Sustainability is a commitment to ethical behavior in three areas of responsibility: economic, social, and environmental. This effort is an environmental and human focus that is profitable for the organization. Sustainable organizations create value and long-term stability while contributing to society at large. The Five Ps model illustrates how the value of sustainability can be viewed systemically in order to be effectively integrated in an organization.
- First, sustainability must be accepted as a core principle guiding the organization (either part of the organization’s Purpose, Philosophy or Priorities).
- If sustainability is the organization’s Purpose, then it is why the organization is in business–the reason it was established.
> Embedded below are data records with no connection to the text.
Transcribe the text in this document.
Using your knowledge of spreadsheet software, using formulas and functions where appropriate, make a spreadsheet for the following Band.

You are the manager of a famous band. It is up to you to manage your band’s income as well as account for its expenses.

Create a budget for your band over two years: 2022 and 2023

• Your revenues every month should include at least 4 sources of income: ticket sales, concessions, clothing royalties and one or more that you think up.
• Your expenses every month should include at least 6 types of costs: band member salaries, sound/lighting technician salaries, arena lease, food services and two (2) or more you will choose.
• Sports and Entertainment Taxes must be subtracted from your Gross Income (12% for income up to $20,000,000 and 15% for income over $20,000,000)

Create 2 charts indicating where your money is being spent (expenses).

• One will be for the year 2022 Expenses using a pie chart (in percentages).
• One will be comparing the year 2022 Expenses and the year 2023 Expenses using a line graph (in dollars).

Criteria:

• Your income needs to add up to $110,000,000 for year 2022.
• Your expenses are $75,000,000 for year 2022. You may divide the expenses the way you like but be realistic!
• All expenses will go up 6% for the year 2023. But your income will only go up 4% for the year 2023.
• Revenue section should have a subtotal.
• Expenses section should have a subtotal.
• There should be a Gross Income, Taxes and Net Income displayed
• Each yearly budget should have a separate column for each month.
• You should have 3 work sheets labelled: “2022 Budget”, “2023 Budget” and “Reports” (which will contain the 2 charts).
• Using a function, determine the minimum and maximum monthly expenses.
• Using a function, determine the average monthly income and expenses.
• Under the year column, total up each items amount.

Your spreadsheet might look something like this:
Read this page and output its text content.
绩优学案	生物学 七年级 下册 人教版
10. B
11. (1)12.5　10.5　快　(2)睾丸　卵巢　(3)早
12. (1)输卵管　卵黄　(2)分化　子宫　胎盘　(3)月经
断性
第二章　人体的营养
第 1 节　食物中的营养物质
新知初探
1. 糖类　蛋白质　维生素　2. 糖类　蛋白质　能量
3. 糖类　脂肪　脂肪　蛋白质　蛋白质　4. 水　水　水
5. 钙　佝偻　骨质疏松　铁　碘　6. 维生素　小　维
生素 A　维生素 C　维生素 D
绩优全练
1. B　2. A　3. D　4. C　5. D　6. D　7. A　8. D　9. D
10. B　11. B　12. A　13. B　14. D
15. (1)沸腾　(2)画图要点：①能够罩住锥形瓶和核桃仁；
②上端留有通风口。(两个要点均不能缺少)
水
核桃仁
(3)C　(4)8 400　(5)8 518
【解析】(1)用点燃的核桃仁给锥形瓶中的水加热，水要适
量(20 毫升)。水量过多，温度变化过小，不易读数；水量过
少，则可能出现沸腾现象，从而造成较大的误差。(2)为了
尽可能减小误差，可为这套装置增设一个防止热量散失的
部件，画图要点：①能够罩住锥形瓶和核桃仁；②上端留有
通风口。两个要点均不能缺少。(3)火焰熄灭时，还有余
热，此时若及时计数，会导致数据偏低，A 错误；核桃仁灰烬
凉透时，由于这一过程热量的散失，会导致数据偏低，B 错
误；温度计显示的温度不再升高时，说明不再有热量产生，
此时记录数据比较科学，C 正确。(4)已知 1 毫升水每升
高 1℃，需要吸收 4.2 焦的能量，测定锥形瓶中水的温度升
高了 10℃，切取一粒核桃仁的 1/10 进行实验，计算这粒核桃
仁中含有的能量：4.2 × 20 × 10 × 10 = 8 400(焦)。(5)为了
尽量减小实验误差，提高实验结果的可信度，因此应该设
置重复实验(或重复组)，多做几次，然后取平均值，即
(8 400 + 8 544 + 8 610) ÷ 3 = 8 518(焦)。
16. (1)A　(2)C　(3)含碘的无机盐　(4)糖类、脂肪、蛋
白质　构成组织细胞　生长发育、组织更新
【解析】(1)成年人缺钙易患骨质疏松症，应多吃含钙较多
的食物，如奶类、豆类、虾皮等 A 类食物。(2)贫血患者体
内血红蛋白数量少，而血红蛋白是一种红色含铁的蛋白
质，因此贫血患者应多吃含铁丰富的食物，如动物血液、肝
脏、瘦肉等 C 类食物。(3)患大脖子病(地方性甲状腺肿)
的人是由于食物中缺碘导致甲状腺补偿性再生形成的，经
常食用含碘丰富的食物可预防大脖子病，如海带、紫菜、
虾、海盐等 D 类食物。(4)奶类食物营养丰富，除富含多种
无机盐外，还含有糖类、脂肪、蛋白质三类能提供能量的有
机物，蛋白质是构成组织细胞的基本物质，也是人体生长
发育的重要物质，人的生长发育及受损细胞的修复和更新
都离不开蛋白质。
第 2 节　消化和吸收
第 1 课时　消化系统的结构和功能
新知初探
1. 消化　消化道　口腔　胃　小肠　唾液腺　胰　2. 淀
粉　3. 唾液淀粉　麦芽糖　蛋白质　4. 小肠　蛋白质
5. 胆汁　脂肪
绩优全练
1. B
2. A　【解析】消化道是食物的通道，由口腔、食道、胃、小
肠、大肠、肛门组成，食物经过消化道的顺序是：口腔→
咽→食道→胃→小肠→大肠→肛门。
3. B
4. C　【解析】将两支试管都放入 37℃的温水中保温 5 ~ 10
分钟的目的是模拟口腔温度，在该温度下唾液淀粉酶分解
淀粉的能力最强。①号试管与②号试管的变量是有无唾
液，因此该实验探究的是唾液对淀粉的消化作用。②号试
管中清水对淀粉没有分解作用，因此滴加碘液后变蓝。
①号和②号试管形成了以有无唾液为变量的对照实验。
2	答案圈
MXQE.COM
- If sustainability is the organization’s Philosophy, then it is a distinctive value of the organization that has endured over the years that guides how employees do their work.
- If sustainability is a strategic Priority of the organization, then it is a goal that the organization wants to focus on and pay attention to in order to be competitive and thrive.
- Then, the value must be infused in the Internal Practices of the organization–guiding employee interactions and how they do their work.
- Additionally, sustainability must be infused in the External Practices of the organization–meaning that sustainability guides the products and services provided by the organization as well as serves as a guiding principle for selecting customers, vendors and business partners.
- And finally, the value of sustainability must be reflected in the Projections–the images that the organization projects to the public–like the image of the organization’s offices or stores and the organization’s marketing, pr and advertising.
Without viewing sustainability through the Five Ps, the value of sustainability may be seen as a fragmented add-on having limited impact–rather than a value that is core to the organization and embedded in all the Practices and Projections of it.